Fine Art

The Chinese Love Late Picassos


Despite Pablo Picasso's reputation as an undisputed genius of modern European art, his brash later works have traditionally received little love from collectors. This may be because the pieces—composed from 1960 until his death in 1973—were long considered, as critic Douglas Cooper once noted, "incoherent doodles done by a frenetic dotard in the anteroom of death." Their unsubtle portrayal of sex suggested to others that they were the aging artist's way of coping in the days before Viagra. For decades, many sold in the low six figures.

In the past two years, though, these large, bright, and loud works have become sensations. In a perfect marriage of questionable taste and label snobbery, newly wealthy Chinese collectors are flocking to late Picassos and helping drive prices to unprecedented levels. What's the allure? Well, they're large, bright, and loud—and, of course, they were painted by Picasso. "There is something about these works that definitely appeals to the Chinese," says Ken Yeh, Christie's Asia chairman. "Many of the late Picassos are very colorful and big in scale. In Asia, they generally prefer larger paintings. Size does matter."

Eager to capitalize on the desires of Chinese collectors who are moving into just about every category of the art market these days, major dealers and galleries are papering their walls with late Picassos. Many of the works are coming from American and European collectors who acquired them in the 1970s, '80s, and '90s, and appear eager to cash in on the boom. Artist and filmmaker Julian Schnabel, for example, unloaded a massive 1971 work for $7.7 million at Christie's New York last year. In March 2009, megadealer Larry Gagosian mounted a museum-caliber exhibition of late Picassos in one of his New York galleries. Two months later, Christie's New York sold Picasso's bright, misshapen Mousquetaire à la Pipe (1968) for $14,642,500—more than twice what it sold for in 2004. In June, Sotheby's (BID) London sold Picasso's Homme à l'Epée (1969) for $7 million; that same month, Christie's London sold his Le Baiser (1969) for a little over $18 million—$13 million more than paper mogul Peter Brant paid for it in 2003.

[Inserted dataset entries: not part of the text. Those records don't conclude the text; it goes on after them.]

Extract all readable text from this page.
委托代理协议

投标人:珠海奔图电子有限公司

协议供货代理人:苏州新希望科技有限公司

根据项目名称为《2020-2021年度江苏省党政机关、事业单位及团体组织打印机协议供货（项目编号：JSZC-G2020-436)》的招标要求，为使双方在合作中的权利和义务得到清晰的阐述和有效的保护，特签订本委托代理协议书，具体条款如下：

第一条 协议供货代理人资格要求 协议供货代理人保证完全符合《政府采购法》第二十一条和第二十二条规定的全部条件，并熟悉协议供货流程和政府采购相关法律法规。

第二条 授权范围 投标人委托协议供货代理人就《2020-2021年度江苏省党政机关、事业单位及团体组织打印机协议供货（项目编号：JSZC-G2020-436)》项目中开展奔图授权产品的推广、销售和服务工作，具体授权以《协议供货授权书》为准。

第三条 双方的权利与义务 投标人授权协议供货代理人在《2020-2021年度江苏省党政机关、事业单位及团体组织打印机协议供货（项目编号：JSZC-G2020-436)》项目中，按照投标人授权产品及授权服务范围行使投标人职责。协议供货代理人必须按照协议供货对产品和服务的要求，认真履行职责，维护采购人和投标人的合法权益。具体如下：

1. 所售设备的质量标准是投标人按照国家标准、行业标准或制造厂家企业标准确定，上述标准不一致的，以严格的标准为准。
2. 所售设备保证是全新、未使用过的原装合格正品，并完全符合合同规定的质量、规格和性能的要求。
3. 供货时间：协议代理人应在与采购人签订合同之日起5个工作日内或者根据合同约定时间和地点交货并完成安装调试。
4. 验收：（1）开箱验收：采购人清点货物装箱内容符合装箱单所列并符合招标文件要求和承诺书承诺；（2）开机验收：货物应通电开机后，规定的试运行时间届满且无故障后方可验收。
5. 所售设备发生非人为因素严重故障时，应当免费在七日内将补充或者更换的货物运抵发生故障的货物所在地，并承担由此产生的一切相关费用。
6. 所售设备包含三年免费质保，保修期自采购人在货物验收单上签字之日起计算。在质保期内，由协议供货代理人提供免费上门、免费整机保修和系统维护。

Last week, Christie's and Sotheby's achieved similar results at their New York auction houses with Chinese collectors bidding aggressively on most lots. Christie's sold Picasso's Faune, Femme Nu et Mousquetaire, a raunchy drawing made in 1967, for $1.3 million—$500,000 more than its presale estimate—as well as the 1964 painting Le Peintre et Son Modèle, which met heightened expectations by fetching nearly $3 million. At Sotheby's, Picasso's Homme au Fanion (1969) brought in $5.4 million. "It's a very sound market and a very real market," says Giovanna Bertazzoni, the head of Modern and Impressionist art at Christie's London. "It's not a bubble."

The works do offer distinct charms for newly ascendant collectors. They're less expensive than trophy pieces from the artist's Blue Period, which typically sell for upwards of $20 million. Melissa Chiu, director of the New York-based Asia Society Museum, also believes they befit certain lifestyle preferences. "It's a broader socioeconomic trend," Chiu says. "The Chinese collectors at this level have a great interest in European culture. They want to acquire those kinds of cultural values. You need only look at the high-end housing complexes in China—they're in a European style. They even have European names." Chiu notes that these collectors are moving into other European-dominated areas of connoisseurship as well, fine wines among them.

There's also a larger aesthetic reappraisal playing out in the background. In the past few years, some scholars have begun viewing the violent brushstrokes and disorderly compositions that characterize Picasso's later works as akin to popular midcentury trends such as abstract expressionism, Pop art, and even graffiti. Christie's Bertazzoni notes the similarities between late Picassos and increasingly popular contemporary Chinese paintings, particularly in the use of caricature and a subliminally disenchanted political tone.

Although it's too soon to tell whether these aesthetic connections will remain valid, experts note that it hardly matters when pieces are selling for 500 percent more than what they fetched a decade ago. "I was in Hong Kong and Beijing in the weeks leading up to last week's sales," says David Norman, the executive vice-president of Impressionist and Modern art at Sotheby's. "All I heard was, 'What Picassos are being sold?' "

With this season's crop of Modern and Impressionist sales behind them, Christie's and Sotheby's are both in consignment mode, securing work for their major February sales in London. And given the proclivities of their new collectors, they'll keep at least three important attributes in mind: The Picassos will be large, colorful, and expensive.